Is that so? If the past 48 hours were all you had to go on, that might seem like a startling assertion. Over the weekend, Houston Rockets General Manager Daryl Morey tweeted and then deleted a brief statement of support for the pro-democracy protesters in Hong Kong. He swiftly apologized, saying he was “merely voicing one thought, based on one interpretation, of one complicated event.” By Monday morning, the NBA released a statement saying that Morey’s remarks had “deeply offended many of our friends and fans in China, which is regrettable. … We have great respect for the history and culture of China and hope that sports and the NBA can be used as a unifying force to bridge cultural divides and bring people together.”
It’s been a disgraceful and abject spectacle by a league that is supposed to be one of the most powerful cultural forces on the planet. But the NBA isn’t alone. As countries such as China and Saudi Arabia become increasingly important entertainment markets, sports leagues, movie studios and streaming networks will have to decide which is more important to them: the perception that they export something more consequential than mere entertainment, or access to markets governed by regimes with little or no interest interest in values such as free speech.
In purely financial terms, if not in moral ones, this is a genuinely difficult choice. Entertainment businesses have to weigh the vast oceans of cash available to them in emerging markets against the cost that compromising to gain access to those markets might have on their domestic brands.
World Wrestling Entertainment has a 10-year deal with Saudi Arabia to hold major events there; in 2018, the so-called Greatest Royal Rumble was supposed to bring in $25 million for the company. In return, WWE has not staged matches between women in the kingdom, and in 2018, the company played up tensions between Iran and Saudi Arabia in one of its heel story lines.

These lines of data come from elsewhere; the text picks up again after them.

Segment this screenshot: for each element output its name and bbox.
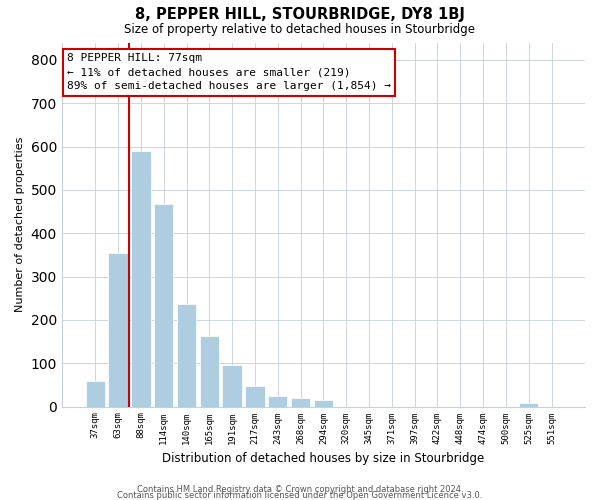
Y-axis label: Number of detached properties: Number of detached properties [15,137,25,312]
Text: Size of property relative to detached houses in Stourbridge: Size of property relative to detached ho… [125,22,476,36]
Text: Contains HM Land Registry data © Crown copyright and database right 2024.: Contains HM Land Registry data © Crown c… [137,484,463,494]
Bar [223,366,242,406]
Text: 8 PEPPER HILL: 77sqm
← 11% of detached houses are smaller (219)
89% of semi-deta: 8 PEPPER HILL: 77sqm ← 11% of detached h… [67,54,391,92]
Bar [200,336,219,406]
Bar [131,151,151,406]
Text: Contains public sector information licensed under the Open Government Licence v3: Contains public sector information licen… [118,490,482,500]
Bar [245,386,265,406]
Text: 8, PEPPER HILL, STOURBRIDGE, DY8 1BJ: 8, PEPPER HILL, STOURBRIDGE, DY8 1BJ [135,8,465,22]
Bar [109,252,128,406]
Bar [268,396,287,406]
Bar [154,204,173,406]
X-axis label: Distribution of detached houses by size in Stourbridge: Distribution of detached houses by size … [162,452,485,465]
Bar [519,403,538,406]
Bar [86,382,105,406]
Bar [177,304,196,406]
Bar [314,400,333,406]
Bar [291,398,310,406]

And as the movie industry becomes increasingly reliant on a few tent-pole blockbusters, the tastes of foreign audiences carry tremendous weight. “Fast & Furious Presents: Hobbs & Shaw” made $173 million in the United States, but nearly $585 million overseas, with more than $200 million of those ticket sales coming in China. The disparity was even bigger with Sony’s 2018 super-antihero movie “Venom,” which made $214 million domestically and $269 million in China. Some movies even shoot alternate scenes to include Chinese characters and to lock down sponsorship deals with Chinese companies, complying with the demands of the Chinese marketplace and Chinese censors by addition rather than subtraction.
Different industries — and even different artists — may make different calculations about the value of overseas audiences versus their brands at home. Netflix, which aims to grow subscriptions overseas, may decideto play ball in exchange for market access, as it did in January when the streaming service made an episode of comedian Hasan Minhaj’s “Patriot Act” that was sharply critical of Saudi Crown Prince Mohammed bin Salman unavailable in the kingdom.

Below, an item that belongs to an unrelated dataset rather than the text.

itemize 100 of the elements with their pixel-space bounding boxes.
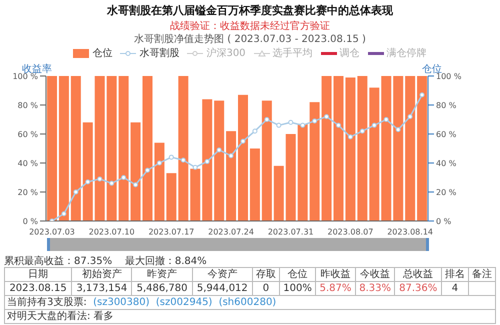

In contrast, Trey Parker and Matt Stone, creators of the long-running irreverent animated show “South Park,” criticized their entertainment industry colleagues for collaborating with Chinese authorities in a recent episode. The price was a total ban of “South Park” in China, an effort that effectively provides a subsidy to the duo’s iconoclastic reputation here in the United States, where it matters most.
The NBA, of course, faces a different conundrum. A majority of NBA players are black, and a 2014 analysis from FiveThirtyEight suggested that a lot of NBA teams have minority-majority fan bases. Recognizing that, the commissioner made a point to defend the right of his players to protest police shootings and speak up about politics, differentiating the NBA from the National Football League, where such protests have sparked intense controversy.
Apparently, the value of those principles is limited, though. In July, the league extended its digital broadcasting deal with Tencent Holdings Limited, which airs the league’s games and coverage in China to hundreds of millions of viewers; Bloomberg estimated the total value of that partnership at $500 million.
My colleague Isaahn Tharoor noted this week that “We are not far from an age where the habits and demands of the Chinese middle class consumer will carry more weight than that of their US equivalent. That seems like a pretty scary age.”
In fact, that future has pretty much arrived. Its consequences may have been largely invisible to U.S. audiences so far. But the impact of this new normal won’t stay hidden forever. And if American entertainment companies want to claim to export American values, they’ll have to do it even when standing up for free speech and equality comes at a cost.